Beyond Pork Belly: The Korean BBQ Cuts Worth Knowing About
Samgyeopsal and bulgogi are great, but Korean BBQ menus go much deeper. Here are five cuts that regulars order when they want something different.
Everyone has their first Korean BBQ experience. The sizzle, the smoke, the little plates arriving in waves. And inevitably, someone points at the menu and orders samgyeopsal and bulgogi, because those are the ones they know. No shame in that. They’re classics for a reason.
But once you’ve been to the same spot a few times, you start noticing what the table next to yours is ordering. Things you can’t immediately identify. Cuts that look different, smell different, and clearly have regulars who swear by them. Here’s a quick guide to five of those cuts: not must-tries, but worth a curious glance the next time you’re scanning the menu. Fair warning: the further down this list you go, the harder these get to find outside Korea, so availability will depend a lot on where you are and how well-stocked your local spot is.
The Familiar-ish
주물럭 (jumuteok) looks like bulgogi at first: thinly sliced beef, reddish marinade, the works. But jumuteok gets its name from the Korean verb meaning “to knead and massage,” which describes how the meat is worked by hand into a soy and sesame-based marinade. The result is beefier and a little less sweet than bulgogi, with a slightly more robust chew. If you like bulgogi but want something that feels a bit more grown-up, this is an easy next step.

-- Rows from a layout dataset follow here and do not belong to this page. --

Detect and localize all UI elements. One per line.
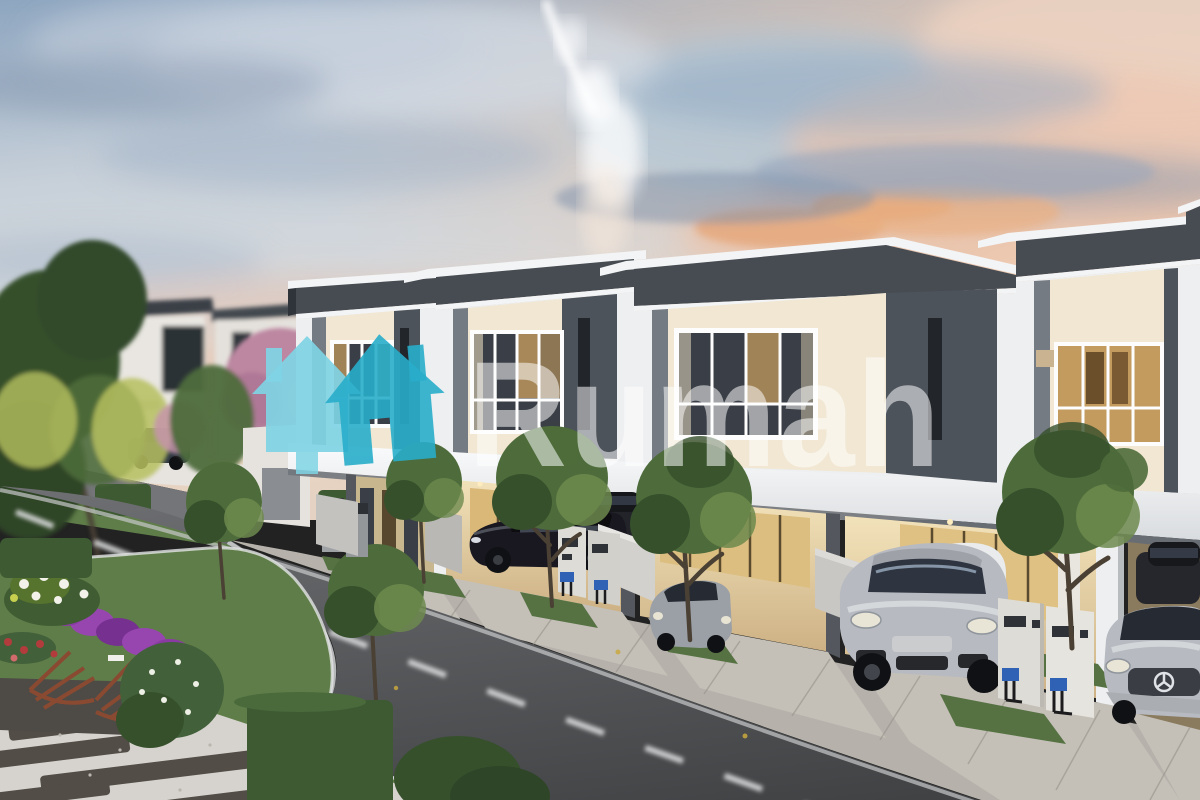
headlight <box>967 618 997 634</box>
chimney <box>407 344 426 381</box>
tree-canopy <box>37 240 147 360</box>
gate <box>262 468 300 520</box>
blue-valve <box>1002 668 1019 681</box>
facade-panel <box>453 308 468 453</box>
contrail-puff <box>556 18 584 62</box>
headlight <box>1106 659 1130 673</box>
watermark-text: Rumah <box>468 330 942 498</box>
meter-slot <box>1004 616 1026 627</box>
car-wheel <box>967 659 1001 693</box>
meter-boxes-b <box>998 598 1094 718</box>
headlight <box>851 612 881 628</box>
hedge-top <box>234 692 366 712</box>
headlight <box>721 616 731 624</box>
render-image: Rumah <box>0 0 1200 800</box>
suv-wheel <box>169 456 183 470</box>
yellow-accent <box>10 594 18 602</box>
meter-slot <box>592 544 608 553</box>
blue-valve <box>560 572 574 582</box>
headlight <box>653 612 663 620</box>
silver-mercedes-sedan <box>1104 606 1200 724</box>
car-wheel <box>707 635 725 653</box>
meter-box-side <box>1040 603 1044 708</box>
car-wheel <box>1112 700 1136 724</box>
cloud-gray <box>630 52 1110 132</box>
scene-canvas: Rumah <box>0 0 1200 800</box>
book-on-chair <box>108 655 124 661</box>
chimney <box>266 348 282 382</box>
facade-panel-dark <box>1164 268 1178 493</box>
front-intake <box>896 656 948 670</box>
tree-canopy <box>170 365 254 475</box>
contrail-puff <box>581 170 629 260</box>
roof-side <box>288 288 296 316</box>
garden-box-hedge <box>0 538 92 578</box>
wheel-hub <box>864 664 880 680</box>
large-box-hedge <box>247 700 393 800</box>
headlight <box>471 537 481 543</box>
window-interior-silhouette <box>1086 352 1104 404</box>
meter-slot <box>1080 630 1088 638</box>
downlight <box>947 519 953 525</box>
window-interior-silhouette <box>1112 352 1128 404</box>
car-wheel <box>657 633 675 651</box>
meter-slot <box>1032 620 1040 628</box>
roof-parapet <box>1186 206 1200 258</box>
cloud-gray <box>755 144 1155 200</box>
wheel-hub <box>493 555 503 565</box>
cloud <box>100 119 560 191</box>
car-glass <box>1150 548 1198 558</box>
silver-porsche-suv <box>840 543 1008 693</box>
license-plate <box>892 636 952 652</box>
meter-slot <box>562 554 572 560</box>
blue-valve <box>1050 678 1067 691</box>
blue-valve <box>594 580 608 590</box>
windshield <box>868 559 986 594</box>
logo-step <box>296 452 318 474</box>
meter-boxes-a <box>558 524 620 606</box>
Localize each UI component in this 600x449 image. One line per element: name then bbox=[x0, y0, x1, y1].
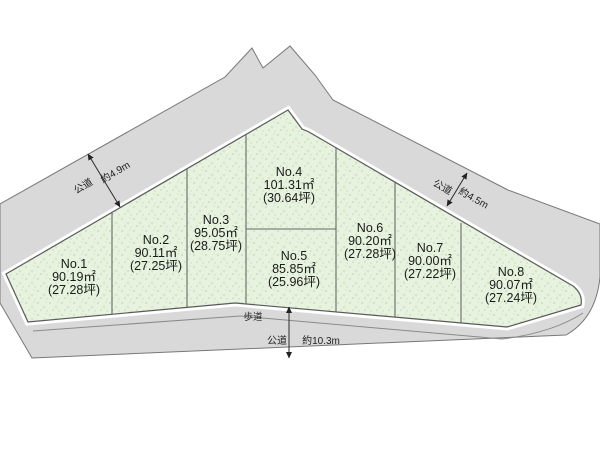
sidewalk-label: 歩道 bbox=[243, 311, 263, 323]
plot-4-number: No.4 bbox=[276, 165, 302, 179]
plot-1-number: No.1 bbox=[61, 257, 87, 271]
plot-6-number: No.6 bbox=[357, 221, 383, 235]
plot-3-tsubo: (28.75坪) bbox=[190, 239, 242, 253]
plot-5-area: 85.85㎡ bbox=[272, 262, 316, 276]
plot-4-tsubo: (30.64坪) bbox=[263, 191, 315, 205]
diagram-canvas: No.1 90.19㎡ (27.28坪) No.2 90.11㎡ (27.25坪… bbox=[0, 0, 600, 449]
land-plot-diagram: No.1 90.19㎡ (27.28坪) No.2 90.11㎡ (27.25坪… bbox=[0, 0, 600, 449]
plot-6-area: 90.20㎡ bbox=[348, 234, 392, 248]
plot-5-tsubo: (25.96坪) bbox=[268, 275, 320, 289]
plot-1-area: 90.19㎡ bbox=[52, 270, 96, 284]
plot-2-number: No.2 bbox=[143, 233, 169, 247]
plot-7-number: No.7 bbox=[417, 241, 443, 255]
plot-2-area: 90.11㎡ bbox=[135, 246, 178, 260]
plot-7-area: 90.00㎡ bbox=[408, 254, 452, 268]
plot-8-tsubo: (27.24坪) bbox=[485, 291, 537, 305]
bottom-road-width: 約10.3m bbox=[302, 334, 340, 347]
plot-7-tsubo: (27.22坪) bbox=[404, 267, 456, 281]
plot-4-area: 101.31㎡ bbox=[264, 178, 315, 192]
plot-8-area: 90.07㎡ bbox=[489, 278, 533, 292]
plot-2-tsubo: (27.25坪) bbox=[130, 259, 182, 273]
plot-8-number: No.8 bbox=[498, 265, 524, 279]
plot-5-number: No.5 bbox=[281, 249, 307, 263]
bottom-road-label: 公道 bbox=[267, 334, 287, 347]
plot-1-tsubo: (27.28坪) bbox=[48, 283, 100, 297]
plot-3-number: No.3 bbox=[203, 213, 229, 227]
plot-3-area: 95.05㎡ bbox=[194, 226, 238, 240]
plot-6-tsubo: (27.28坪) bbox=[344, 247, 396, 261]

갈매기살 (galmaegisaI) is where things get interesting. Despite the name (갈매기 means “seagull”), no birds are involved. The cut is actually pork skirt muscle, the diaphragm area, which is lean and dense with a pronounced, almost beefy flavor that surprises people expecting standard pork. It grills quickly and holds up well to wrapping in perilla leaf with a dab of doenjang paste. It’s quietly one of the more beloved cuts among regulars who find pork belly a bit too fatty.

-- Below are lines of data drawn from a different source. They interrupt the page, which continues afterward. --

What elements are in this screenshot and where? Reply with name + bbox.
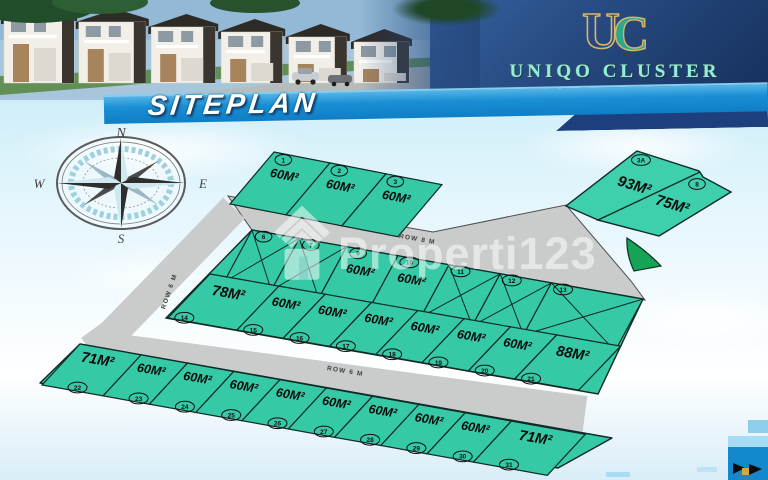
compass-rose: N S W E	[34, 126, 207, 246]
brand-logo: U C UNIQO CLUSTER SERPONG	[470, 2, 760, 98]
lot-number: 27	[320, 429, 328, 436]
uc-monogram-logo: U C	[555, 2, 675, 54]
lot-number: 22	[74, 385, 82, 392]
footer-mark-accent	[697, 467, 717, 472]
brand-name: UNIQO CLUSTER	[470, 61, 760, 83]
lot-number: 9	[356, 251, 360, 258]
lot-number: 30	[459, 454, 467, 461]
lot-number: 13	[559, 287, 567, 294]
lot-number: 15	[250, 327, 258, 334]
lot-number: 17	[342, 344, 350, 351]
lot-number: 11	[457, 269, 464, 276]
green-wedge	[627, 238, 661, 271]
siteplan-poster: N S W E 60M²160M²260M²393M²3A75M²86760M²…	[0, 0, 768, 480]
compass-east-label: E	[198, 176, 207, 191]
footer-mark-accent	[606, 472, 630, 477]
lot-number: 23	[135, 396, 143, 403]
lot-number: 10	[406, 260, 414, 267]
lot-number: 19	[435, 360, 443, 367]
lot-number: 14	[181, 315, 189, 322]
lot-number: 26	[274, 421, 282, 428]
compass-north-label: N	[115, 126, 126, 141]
footer-mark-accent	[728, 436, 768, 447]
lot-number: 24	[181, 404, 189, 411]
brand-subtitle: SERPONG	[470, 86, 760, 98]
lot-number: 25	[228, 412, 236, 419]
lot-number: 20	[481, 368, 489, 375]
lot-number: 1	[282, 157, 286, 164]
lot-number: 31	[505, 462, 513, 469]
properti123-logo-mark	[728, 447, 768, 480]
lot-number: 3A	[637, 157, 646, 164]
compass-south-label: S	[118, 231, 125, 246]
arrows-icon	[728, 447, 768, 480]
compass-west-label: W	[34, 176, 46, 191]
monogram-right: C	[613, 5, 649, 54]
lot-number: 16	[296, 335, 304, 342]
lot-number: 3	[393, 179, 397, 186]
header: U C UNIQO CLUSTER SERPONG	[0, 0, 768, 100]
lot-number: 12	[508, 278, 516, 285]
lot-number: 28	[366, 437, 374, 444]
lot-number: 29	[413, 445, 421, 452]
lot-number: 21	[527, 376, 535, 383]
lot-number: 6	[262, 234, 266, 241]
lot-number: 8	[695, 181, 699, 188]
footer-mark-accent	[748, 420, 768, 433]
lot-number: 7	[309, 242, 313, 249]
lot-number: 18	[389, 352, 397, 359]
lot-number: 2	[338, 168, 342, 175]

The Ones That Make You Ask Questions
항정살 (hangjeongsal) is Iberico-level niche in Korea: pork jowl, the small muscle that runs along the neck. A single pig yields only a small amount, which is why it can run pricier than the standard cuts. The texture is the thing here: a satisfying bounce and marbling that makes each bite feel deliberate. It doesn’t need much. Salt, sesame oil, maybe a slice of raw garlic. If you’ve been to a spot that takes its meat seriously, this is probably on the menu.
Regulars don’t always order the famous cuts. Sometimes the best thing at a Korean BBQ restaurant is the one with the fewest English words in its description.

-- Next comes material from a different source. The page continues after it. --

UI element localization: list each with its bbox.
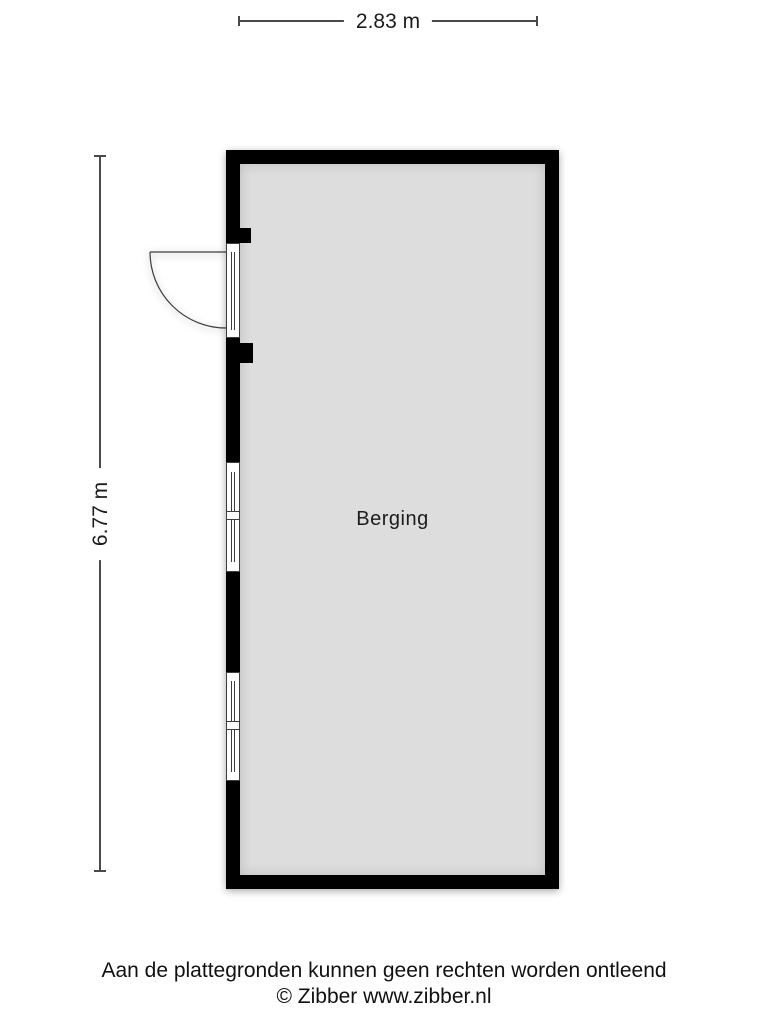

껍대기 (kkeopdaegi), or pork skin, is where the menu starts to divide people. The exterior gets blistered and crispy on the grill while the interior stays chewy, almost gelatinous. The contrast is either exactly what you want or completely not your thing, and there’s no predicting which camp you’ll fall into. It’s popular as a late-night order, often eaten alongside cold beer. Consider it an adventure, not a given.
The One That Comes With a Caveat
막창 (makchang) is pork large intestine, and yes, you should know that going in. It’s deeply savory, slightly funky in the best possible way, and has a chew that’s unlike anything else on a Korean BBQ menu. Grilled over charcoal, the edges get slightly crispy while the inside stays rich and yielding. In Daegu, it’s practically a civic institution, eaten with green onion salad and soju at late-night spots that have been doing exactly this for decades.
This is not the cut to order if you’re on the fence about offal. But if you’ve made it through beef tripe at a dim sum cart or eaten menudo without issue, makchang is a natural next step. Worth trying at least once, with people who can talk you through it.